As detailed in the slides above, youth and older adults could be reached through a variety of means, including: 1) Sponsorships – Ancestry.com or Google Maps advertisements; 2) Word of mouth (via friends or family); 3) Signs / stickers at existing Hidden Histories locations; and 4) Signs / ads at participating local businesses. For youth, additional tools will be 1) High school / college programs and 2) Links or hashtags on social media posts. For older adults we can also consider leveraging 1) Local churches, community centers, historical societies, and elderly care facilities, and 2) AARP brochures and mailings lists.
Events and exhibitions held at local schools, historical societies, or community centers would be incredible tools to spread the word and get many people involved at once, on a similar timeline.
Though the platform is adequate (Google Maps Engine), more partners and platforms are always helpful, including opportunities with Ancestry.com (family stories and history), Google Maps (layers and points of interest), Wikitude (geotagging software), Trip Journal (walkable maps with media), and Jauntful (printable city guides).
Having a site or hub could be helpful in joining people together and sharing stories within and among cities, drawing the exercise outside of family and friend audiences. This type of platform should be easy to create if it consists of images, summaries, and links to Google Maps creations. Eventually, the site could be used as a means of matching as well.

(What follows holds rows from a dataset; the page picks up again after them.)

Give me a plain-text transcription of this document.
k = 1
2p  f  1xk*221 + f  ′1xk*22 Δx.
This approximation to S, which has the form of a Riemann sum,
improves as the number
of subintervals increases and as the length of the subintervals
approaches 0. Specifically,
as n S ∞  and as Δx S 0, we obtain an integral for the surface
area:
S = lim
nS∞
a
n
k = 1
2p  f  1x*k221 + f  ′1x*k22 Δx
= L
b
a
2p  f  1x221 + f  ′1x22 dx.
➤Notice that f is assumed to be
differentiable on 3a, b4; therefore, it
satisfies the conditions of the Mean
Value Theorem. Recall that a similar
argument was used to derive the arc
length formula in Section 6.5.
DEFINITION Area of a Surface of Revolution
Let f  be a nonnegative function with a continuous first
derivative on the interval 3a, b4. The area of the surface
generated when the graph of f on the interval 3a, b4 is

What early, lightweight experiment can you try out in your own community to test any assumptions you might have about your idea?
As a trial run, I worked with my mother to create a map of her childhood in Santa Monica, CA. This testing was a vehicle for probing many questions: whether adequate technological platforms existed, what the experience felt like for both participants, how difficult it would be to map from a remote location (we were in New York), and what learning could be gained from performing the exercise. As detailed in the slides above, it was a very positive experience that confirmed the motivations behind this idea—we both gained a sense of accomplishment from the task and the activity itself was high-energy, combining the excitement of a treasure hunt with a deeper cultural meaning. Though uploading photos proved more difficult than anticipated, with continued trials and more technical assistance, we should be able to overcome this challenge. Google Maps Engine is already an incredible resource and our experiences confirmed that this project could be launched tomorrow without any modifications to existing public software or expensive proprietary tools.
The interactive map can be viewed here: https://mapsengine.google.com/map/edit?mid=z0rCvEzzQ7is.kIImcu_h9TzY.
The biggest surprise of the activity was seeing how meaningful the final product was to my mother, who suddenly felt as if these memories could be transferred on to me, and, one day, on to future generations, even if she didn’t travel with us to tell the stories of these places.
What aspects of your idea could benefit from the input, skills or know-how of our OpenIDEO community?
Bettina Fliegel and I met a number of times to brainstorm and critique each other’s ideas. We were both intrigued by the ways in which cities grow and change, as well as the shared histories between people of different generations. We both sought to preserve these stories through digital means and discussed how to bridge the divide between age groups. The experience in itself helped us prove the power of mentorship and partnership between individuals with similar interests from different generations.
A key idea Bettina was incredibly helpful in debating was whether this platform could expand out of metropolitan areas. We both agreed that, especially in recent decades, landscapes across America and the world are constantly changing, and it would be just as valuable to map these changes as those of individual restaurants or shops. Accordingly, a major next step would be to make a map based on landscape—an activity which could have even more dramatically meaningful and beautiful results.